A few years ago, I led a series of workshops on the Paramitas. And I remember I met one on the Paramita of tolerance or patience. And we explored what we couldn't tolerate. So I asked people to write down things that they could not tolerate. And what first struck me was that there was enormous energy in the room suddenly, you know, people were just sitting there and then I worked down what it is you can't tolerate. That was great. But what people found were that they were listing things that they didn't like. Or that irritated them. But in fact, that they did tolerate things like a spouse that snores, right? Or the idea of loss or climate change. Injustice. Depression.

Funny that listing the ideas of what we couldn't tolerate showed us that we do tolerate them. To tolerate is to endure. Be able to allow something that we don't like to continue to exist. When we're ill, we tolerate our illness. We have no choice there. I've heard people say I can't tolerate the idea of being old or sick or alone. But actually, you know, calling that into the moment by even calling it brings it there. Creates that quality of mental suffering. So we have to ask yourself, well, what about tolerating injustice, poverty? To tolerate is not to turn away, but it is to face what's here. To tolerate is to let it in. Once we let it in, we care. Once we care, the next step is automatically action. It just follows. Like autumn follows summer.

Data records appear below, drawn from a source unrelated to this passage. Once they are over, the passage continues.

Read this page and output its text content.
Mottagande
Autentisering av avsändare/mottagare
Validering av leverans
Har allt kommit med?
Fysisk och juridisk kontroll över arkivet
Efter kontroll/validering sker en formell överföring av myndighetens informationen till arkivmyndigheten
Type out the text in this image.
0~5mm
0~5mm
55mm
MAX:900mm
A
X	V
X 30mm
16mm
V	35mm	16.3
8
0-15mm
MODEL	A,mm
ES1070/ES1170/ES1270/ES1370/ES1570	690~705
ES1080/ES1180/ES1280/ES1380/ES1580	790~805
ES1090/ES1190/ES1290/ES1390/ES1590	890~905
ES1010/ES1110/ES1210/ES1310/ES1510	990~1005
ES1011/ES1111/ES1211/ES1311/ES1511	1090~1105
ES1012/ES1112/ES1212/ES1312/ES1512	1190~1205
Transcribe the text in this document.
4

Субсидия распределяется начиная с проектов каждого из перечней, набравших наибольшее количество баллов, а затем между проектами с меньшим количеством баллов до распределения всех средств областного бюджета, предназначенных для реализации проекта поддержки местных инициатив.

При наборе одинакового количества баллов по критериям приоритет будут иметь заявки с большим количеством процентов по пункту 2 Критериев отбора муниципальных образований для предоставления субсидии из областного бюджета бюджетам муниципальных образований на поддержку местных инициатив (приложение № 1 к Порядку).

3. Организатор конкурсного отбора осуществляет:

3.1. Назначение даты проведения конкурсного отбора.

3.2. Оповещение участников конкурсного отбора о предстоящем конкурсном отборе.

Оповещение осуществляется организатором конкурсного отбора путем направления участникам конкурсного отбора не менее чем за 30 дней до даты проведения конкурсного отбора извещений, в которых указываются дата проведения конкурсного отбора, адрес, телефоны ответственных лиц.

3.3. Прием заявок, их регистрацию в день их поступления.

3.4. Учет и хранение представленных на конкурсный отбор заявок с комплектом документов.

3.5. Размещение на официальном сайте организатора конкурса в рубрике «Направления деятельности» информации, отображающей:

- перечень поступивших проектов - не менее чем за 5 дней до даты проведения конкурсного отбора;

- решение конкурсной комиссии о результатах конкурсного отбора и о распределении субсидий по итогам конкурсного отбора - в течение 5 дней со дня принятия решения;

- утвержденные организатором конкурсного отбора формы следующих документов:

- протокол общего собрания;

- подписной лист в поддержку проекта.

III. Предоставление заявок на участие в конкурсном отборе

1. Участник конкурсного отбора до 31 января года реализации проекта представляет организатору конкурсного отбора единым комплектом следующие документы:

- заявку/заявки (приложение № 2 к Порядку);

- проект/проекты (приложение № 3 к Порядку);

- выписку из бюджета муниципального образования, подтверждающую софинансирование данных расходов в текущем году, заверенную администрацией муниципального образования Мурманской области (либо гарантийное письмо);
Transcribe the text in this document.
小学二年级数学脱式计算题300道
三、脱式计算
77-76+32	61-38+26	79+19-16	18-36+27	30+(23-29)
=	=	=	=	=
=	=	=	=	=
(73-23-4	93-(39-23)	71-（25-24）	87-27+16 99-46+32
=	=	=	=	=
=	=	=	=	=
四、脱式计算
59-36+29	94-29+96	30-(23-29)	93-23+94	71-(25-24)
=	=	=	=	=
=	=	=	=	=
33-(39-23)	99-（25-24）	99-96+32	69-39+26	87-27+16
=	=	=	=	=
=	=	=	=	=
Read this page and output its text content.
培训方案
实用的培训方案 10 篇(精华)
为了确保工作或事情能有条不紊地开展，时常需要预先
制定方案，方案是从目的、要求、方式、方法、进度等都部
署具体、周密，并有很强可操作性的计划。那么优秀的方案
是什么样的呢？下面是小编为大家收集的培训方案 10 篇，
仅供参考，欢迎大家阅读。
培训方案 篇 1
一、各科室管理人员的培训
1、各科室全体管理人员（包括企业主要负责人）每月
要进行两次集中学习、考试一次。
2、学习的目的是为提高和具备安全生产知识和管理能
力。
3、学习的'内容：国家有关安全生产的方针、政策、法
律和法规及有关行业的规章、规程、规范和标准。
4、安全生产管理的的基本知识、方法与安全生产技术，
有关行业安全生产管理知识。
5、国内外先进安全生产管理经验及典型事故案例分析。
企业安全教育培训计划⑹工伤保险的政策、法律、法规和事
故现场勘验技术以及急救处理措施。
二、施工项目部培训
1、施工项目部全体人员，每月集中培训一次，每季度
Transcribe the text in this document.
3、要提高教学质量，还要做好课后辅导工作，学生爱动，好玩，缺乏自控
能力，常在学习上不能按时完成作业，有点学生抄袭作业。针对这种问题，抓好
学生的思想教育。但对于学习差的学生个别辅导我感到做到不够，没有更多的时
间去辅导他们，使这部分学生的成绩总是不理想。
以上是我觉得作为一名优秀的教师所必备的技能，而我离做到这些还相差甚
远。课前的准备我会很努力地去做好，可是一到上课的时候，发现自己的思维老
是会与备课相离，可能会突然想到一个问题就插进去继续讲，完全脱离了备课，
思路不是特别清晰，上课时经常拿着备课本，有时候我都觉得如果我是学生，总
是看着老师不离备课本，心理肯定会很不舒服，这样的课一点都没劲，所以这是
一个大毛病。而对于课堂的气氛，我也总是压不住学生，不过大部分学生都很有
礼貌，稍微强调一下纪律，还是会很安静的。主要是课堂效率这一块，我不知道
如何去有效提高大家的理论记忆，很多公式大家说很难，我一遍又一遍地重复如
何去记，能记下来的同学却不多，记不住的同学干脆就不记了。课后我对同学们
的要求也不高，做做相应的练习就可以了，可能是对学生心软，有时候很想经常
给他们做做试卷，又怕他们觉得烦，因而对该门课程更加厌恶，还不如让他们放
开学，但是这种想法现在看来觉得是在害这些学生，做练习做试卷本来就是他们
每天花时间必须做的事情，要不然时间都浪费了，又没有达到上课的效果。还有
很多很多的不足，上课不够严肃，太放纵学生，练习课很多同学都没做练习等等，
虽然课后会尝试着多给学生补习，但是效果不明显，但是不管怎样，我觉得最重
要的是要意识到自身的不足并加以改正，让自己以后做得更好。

Once we turn our way and looking at what is happening, we're just called to act. When we see our community being destroyed by the effects of climate change, we find alternatives. This morning, I saw a disturbed person on the street and I resolved on Tuesday after Labor Day to make another call and to find out what's happening with our mental health services in a particular borough that I live in. Because we used to have teams that went out when people were in need. It seems to have just called my attention today. So just observing and then finding out, well, how can I serve? What can I just make some kind of change here?

At a, you know, we had a vigil about a month ago. And at that vigil, I recognized someone, a man that I hadn't seen since the early 90s. We were arrested together in Albany during the Abe's times. And I asked him what he was doing and he has dedicated his life to working with labor unions in New York City on structural issues, having to do with labor. He's a very gentle and kind man. And I saw him as like, you know, just like Bodhisattva, never disparaging. He serves and he helps people to cross over. And I couldn't think that he crossed over alone. I can't think that any of us ever do, even though our work may be simple, may be unappreciated, unnoticed, and yet each effort that we offer is a way to make a difference. And like that Bodhisattva that goes around and says, you know, I don't disparage you. I'm just doing my humble work. It makes a difference.

This man that I saw, you know, he's made a huge difference in very small parts of the labor issues that we have in this city. He may not be recognized as a Bodhisattva, but he acts like one. So I encourage all of us to recognize whenever there's just the slightest opportunity to act as a Bodhisattva. Let's step up. Let's do that. He was bowing to the arrogant and selfish, but he was also bowing to the Buddha in all of those people. The Buddha is always ready to appear if we just wake up.

So I hope this message wasn't too preachy today. I guess I'm feeling, it's Sunday, I'm feeling preachy. And also it had to do with my early morning walk, but it's wonderful to speak to you all.